Whatever their value, however, one has to keep one's perspective and not let the tail wag the dog. In his latest Tuesday Morning Quarterback column, Gregg Easterbrook highlights one contract where the tail was undoubtedly in control:
Last winter, the Tennessee Titans' braintrust was faced with an odd contract clause that required the team to pay Steve McNair either $1 million or $50 million on the eve of free agency. Titans' managers scratched their heads, drummed on the table, gazed off into the distance, took long walks and finally decided that they would rather pay $1 million than $50 million. Attention Bank of Sweden! Maybe the Titans' front office should be nominated for the Nobel Prize in Economics. This puzzling clause was part of the fictional contract that enabled McNair's agent to announce, in 2004, that he had signed his client to a breathtaking "six-year, $100 million contract." In order for those numbers to be realized, Tennessee had to opt to pay him $50 million instead of $1 million in winter 2006 -- which was never terribly likely, was it? McNair changed employers to Baltimore, his "six-year, $100 million" contract ending up lasting two seasons and paying about $11 million. That is, 89 percent of the contract was fictional.
Honestly, does that clause serve the client's interests at all or is it just a sop to the agent's vanity? That "optic" is more a fun-house mirror, distorting the true meaning of the agreement. Still, if you're going to do it, why stop halfway? Why, when he had a pliable client on the hook, did McNair's agent not embrace his inner "Dr. Evil" and make that option year for one billion dollars? After all, "six-year, $1.05 billion" contract sounds much better than the paltry sum for which they eventually signed.

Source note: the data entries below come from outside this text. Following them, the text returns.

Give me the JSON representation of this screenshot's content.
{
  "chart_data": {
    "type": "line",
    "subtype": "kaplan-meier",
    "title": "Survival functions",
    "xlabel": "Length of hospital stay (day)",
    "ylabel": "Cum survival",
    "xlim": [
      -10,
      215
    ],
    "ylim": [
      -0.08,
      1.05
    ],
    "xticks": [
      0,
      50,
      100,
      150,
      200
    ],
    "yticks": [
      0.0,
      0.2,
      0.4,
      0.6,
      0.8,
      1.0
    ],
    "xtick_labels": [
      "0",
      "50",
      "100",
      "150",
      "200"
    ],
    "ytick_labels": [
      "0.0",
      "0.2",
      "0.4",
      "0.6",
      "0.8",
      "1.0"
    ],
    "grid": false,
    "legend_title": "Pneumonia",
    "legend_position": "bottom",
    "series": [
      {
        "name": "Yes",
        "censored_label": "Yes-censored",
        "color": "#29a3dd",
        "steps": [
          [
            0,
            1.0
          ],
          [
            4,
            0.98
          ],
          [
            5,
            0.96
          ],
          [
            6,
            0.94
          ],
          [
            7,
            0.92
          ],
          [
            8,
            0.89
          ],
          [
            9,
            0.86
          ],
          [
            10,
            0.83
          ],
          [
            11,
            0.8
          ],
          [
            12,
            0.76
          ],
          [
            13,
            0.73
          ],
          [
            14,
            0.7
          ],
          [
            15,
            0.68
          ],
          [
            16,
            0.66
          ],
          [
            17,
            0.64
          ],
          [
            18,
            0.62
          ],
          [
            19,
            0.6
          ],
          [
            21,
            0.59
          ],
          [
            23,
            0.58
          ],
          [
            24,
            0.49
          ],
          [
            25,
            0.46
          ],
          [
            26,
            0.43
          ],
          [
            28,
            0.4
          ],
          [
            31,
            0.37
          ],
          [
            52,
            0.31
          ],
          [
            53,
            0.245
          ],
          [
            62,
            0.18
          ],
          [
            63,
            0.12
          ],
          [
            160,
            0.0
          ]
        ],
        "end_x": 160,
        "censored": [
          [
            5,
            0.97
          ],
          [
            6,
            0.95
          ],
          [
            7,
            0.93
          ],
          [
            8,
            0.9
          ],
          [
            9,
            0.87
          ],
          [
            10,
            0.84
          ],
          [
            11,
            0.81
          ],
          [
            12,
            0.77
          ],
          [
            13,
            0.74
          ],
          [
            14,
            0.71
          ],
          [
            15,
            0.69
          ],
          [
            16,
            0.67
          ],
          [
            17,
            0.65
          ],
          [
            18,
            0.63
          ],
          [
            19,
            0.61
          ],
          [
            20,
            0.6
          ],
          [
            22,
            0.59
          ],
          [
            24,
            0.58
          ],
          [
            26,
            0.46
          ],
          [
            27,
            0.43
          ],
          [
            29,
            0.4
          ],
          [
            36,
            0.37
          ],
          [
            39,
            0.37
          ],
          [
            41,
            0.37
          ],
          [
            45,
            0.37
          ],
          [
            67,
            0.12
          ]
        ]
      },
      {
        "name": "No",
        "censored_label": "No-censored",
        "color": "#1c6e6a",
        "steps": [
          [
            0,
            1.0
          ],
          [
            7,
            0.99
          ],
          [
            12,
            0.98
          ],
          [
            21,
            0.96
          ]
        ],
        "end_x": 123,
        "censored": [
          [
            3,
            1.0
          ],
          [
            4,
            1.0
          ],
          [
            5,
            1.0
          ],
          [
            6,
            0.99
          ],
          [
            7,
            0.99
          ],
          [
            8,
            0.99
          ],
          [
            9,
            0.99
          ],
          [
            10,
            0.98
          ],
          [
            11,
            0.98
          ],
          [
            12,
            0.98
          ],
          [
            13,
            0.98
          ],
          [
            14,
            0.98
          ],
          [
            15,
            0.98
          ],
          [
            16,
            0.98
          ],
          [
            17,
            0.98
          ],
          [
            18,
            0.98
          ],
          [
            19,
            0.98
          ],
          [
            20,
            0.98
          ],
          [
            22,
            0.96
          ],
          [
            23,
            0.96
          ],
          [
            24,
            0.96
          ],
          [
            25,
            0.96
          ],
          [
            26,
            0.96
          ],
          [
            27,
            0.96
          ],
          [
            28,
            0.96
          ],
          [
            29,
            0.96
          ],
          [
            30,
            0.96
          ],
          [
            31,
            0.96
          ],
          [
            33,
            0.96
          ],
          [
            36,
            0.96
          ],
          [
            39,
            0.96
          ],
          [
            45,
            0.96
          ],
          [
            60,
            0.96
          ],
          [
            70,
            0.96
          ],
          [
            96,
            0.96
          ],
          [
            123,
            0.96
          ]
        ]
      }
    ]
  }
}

At the other end of the spectrum is a sports-related contract clause which strikes me as eminently advisable (via the Baseball Crank blog):
[San Francisco Giants outfielder Barry] Bonds' $15.8 million, one-year agreement contains a provision giving the club the right to void the deal if he is indicted, but the outfielder's agent says the language is unenforceable under baseball's collective bargaining agreement.
The unusual provision, included in the deal that was completed Monday night, is designed by the team to protect itself in case Bonds is charged in the federal government's steroids investigation. Bonds' personal trainer, Greg Anderson, is in a California federal prison because he has refused to testify whether Bonds committed perjury when he told a 2003 grand jury he never knowingly used performance-enhancing drugs.